Senior Engineers and Getting Things Done
It’s 2020, and I find myself 12 years into my career, as a Senior Software Engineer, trying to figure out what’s next. I found an article on Hacker News, by Swizec Teller, entitled “Why senior engineers get nothing done”. It articulated very well my experience moving up from and entry level engineer to an incredibly experienced senior engineer. The main idea is as you move up the experience ladders in software engineering, you spend an increasing amount of your time assisting others, collaborating, and coordinating. If left unchecked, this can kill your individual productivity (or the perception of your productivity).
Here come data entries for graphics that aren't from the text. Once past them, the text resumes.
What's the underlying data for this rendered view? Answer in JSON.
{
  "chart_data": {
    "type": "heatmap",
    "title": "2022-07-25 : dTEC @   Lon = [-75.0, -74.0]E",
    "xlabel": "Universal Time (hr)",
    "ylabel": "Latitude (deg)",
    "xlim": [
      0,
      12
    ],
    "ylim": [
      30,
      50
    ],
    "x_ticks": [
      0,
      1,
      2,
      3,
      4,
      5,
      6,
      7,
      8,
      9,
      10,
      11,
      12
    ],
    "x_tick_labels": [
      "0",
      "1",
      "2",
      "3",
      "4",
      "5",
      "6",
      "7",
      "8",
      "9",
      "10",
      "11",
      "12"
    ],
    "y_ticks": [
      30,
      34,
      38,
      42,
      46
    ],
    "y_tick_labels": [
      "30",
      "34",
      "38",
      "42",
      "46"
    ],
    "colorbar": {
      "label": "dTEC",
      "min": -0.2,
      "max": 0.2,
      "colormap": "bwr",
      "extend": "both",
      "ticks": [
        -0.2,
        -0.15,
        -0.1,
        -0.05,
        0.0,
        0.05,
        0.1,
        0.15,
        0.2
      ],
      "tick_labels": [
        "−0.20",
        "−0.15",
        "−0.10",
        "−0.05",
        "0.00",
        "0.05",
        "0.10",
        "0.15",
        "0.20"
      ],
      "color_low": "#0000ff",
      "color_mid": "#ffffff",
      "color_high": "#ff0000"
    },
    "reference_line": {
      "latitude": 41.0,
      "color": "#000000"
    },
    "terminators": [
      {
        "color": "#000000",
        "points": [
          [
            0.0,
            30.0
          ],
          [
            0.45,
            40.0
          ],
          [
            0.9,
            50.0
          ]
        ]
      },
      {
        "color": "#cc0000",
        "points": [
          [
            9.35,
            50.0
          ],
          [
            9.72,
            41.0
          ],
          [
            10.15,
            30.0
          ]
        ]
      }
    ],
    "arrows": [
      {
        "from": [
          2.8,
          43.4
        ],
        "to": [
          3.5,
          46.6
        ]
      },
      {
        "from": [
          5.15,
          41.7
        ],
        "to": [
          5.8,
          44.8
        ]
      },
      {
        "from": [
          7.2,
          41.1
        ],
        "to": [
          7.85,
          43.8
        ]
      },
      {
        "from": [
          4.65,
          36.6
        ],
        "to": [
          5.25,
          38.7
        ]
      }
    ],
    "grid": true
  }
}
If you are a senior engineer, it’s a good read because it forces you to step outside of yourself and take into consideration all of the contributions you make to your team that don’t necessarily translate to number of lines of code written or pull requests opened. Personally, it was not always obvious that as I gained more experience, my most important contributions were all about laying the groundwork and the plan for a development team and not just building things. As a development team made up of a mixture of backgrounds and levels of experience (traditional college graduates, bootcamp graduates, interns, junior/mid level engineers), being in the senior engineering role means you need to “get good” at making each invididual teammates better if you want your team to be successful in a sustainable way.
Of course, this all works if you are incentivized by your engineering organization to assist your teammates.